Can compilation times not be sped up any further?

Brett Brett at gmail.com
Sat Oct 19 21:56:44 UTC 2019


I have a huge code base... it seems D likes to recompile 
everything every time from scratch. I realize there are ways to 
fix this but can't D go a step further?

Much of the code does not change. D has to compile a file per 
file basis.

Could D not just has the file in such a way as to reuse parts of 
previous compilations?

e.g., each function in the file could be hashed and if no changes 
are made then previous code generation is used.

There should be absolutely no reason a function, specially pure 
functions have to be regenerated every compilation.

By proper hashing design one should be able to almost limit 
compilation to only the changes that matter.

If a file, module, package does not change it should not be 
recompiled but reused. If a file's internals do not change in 
specific ways then they too generally can be used.

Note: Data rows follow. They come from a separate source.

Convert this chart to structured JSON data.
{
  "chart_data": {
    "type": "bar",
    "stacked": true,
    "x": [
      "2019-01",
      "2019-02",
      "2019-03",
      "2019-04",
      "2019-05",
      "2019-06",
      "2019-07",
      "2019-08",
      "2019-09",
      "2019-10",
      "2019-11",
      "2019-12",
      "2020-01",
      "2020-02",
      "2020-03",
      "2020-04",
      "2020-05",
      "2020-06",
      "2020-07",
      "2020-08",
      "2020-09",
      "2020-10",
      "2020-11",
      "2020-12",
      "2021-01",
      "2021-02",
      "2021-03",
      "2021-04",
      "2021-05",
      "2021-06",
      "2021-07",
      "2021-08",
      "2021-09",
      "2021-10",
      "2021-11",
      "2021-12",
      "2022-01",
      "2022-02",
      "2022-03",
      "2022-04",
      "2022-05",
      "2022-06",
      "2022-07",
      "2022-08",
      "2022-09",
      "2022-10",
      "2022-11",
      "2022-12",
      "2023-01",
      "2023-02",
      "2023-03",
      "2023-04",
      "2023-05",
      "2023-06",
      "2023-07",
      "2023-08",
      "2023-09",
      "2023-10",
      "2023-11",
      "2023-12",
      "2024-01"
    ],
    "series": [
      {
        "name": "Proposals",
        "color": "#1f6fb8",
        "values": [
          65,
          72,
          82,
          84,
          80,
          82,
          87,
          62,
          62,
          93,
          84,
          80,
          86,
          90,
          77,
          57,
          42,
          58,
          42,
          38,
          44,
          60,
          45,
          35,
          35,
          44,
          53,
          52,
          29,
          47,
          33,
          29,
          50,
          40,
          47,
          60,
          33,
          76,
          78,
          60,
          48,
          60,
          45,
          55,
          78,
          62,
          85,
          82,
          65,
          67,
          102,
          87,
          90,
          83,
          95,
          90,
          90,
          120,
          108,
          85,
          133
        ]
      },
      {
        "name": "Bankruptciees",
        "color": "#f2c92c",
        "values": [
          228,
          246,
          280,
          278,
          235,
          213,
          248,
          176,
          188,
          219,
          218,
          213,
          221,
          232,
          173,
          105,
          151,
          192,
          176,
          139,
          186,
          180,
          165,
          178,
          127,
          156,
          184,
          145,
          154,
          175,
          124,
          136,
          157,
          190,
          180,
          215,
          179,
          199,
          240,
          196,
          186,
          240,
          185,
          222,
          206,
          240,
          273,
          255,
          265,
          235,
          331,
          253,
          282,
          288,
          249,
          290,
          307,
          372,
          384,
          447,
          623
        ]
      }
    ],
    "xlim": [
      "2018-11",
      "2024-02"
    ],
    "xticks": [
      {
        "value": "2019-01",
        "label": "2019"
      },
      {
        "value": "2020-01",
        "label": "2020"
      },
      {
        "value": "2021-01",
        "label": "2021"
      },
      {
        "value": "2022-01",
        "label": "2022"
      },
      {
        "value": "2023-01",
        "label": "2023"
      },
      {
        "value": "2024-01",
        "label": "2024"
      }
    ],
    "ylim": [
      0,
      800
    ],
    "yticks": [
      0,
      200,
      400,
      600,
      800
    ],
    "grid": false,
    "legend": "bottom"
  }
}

This would probably not be too complex of a problem if integrated 
in with D's parser. Each node in the AST is associated with a 
hash of the text(or it could be the AST node itself in some way 
but the text should do).

All code blocks need to determine what escapes and the object 
code should express those escapes in some way so they can be 
fixed up(which is basically global references and potential meta 
changes). If the compiler monitors and records this stuff proper 
then most of the work is already done.

Then it is just a matter of reading in the object code at the 
right time to replace the old code.

While we can compile to individual object files this requires 
user interaction. I am thinking of D having one large file that 
contains all the info that it can use to reduce compilation times 
by reusing information rather than regenerating. Files that do 
not change text and have do not escape references do not have to 
be recompiled. The compiler itself should handle this, not the 
user. For individual files that do change, a more granular 
approach is used. This requires every object file to also include 
the granularity though for maximum speed.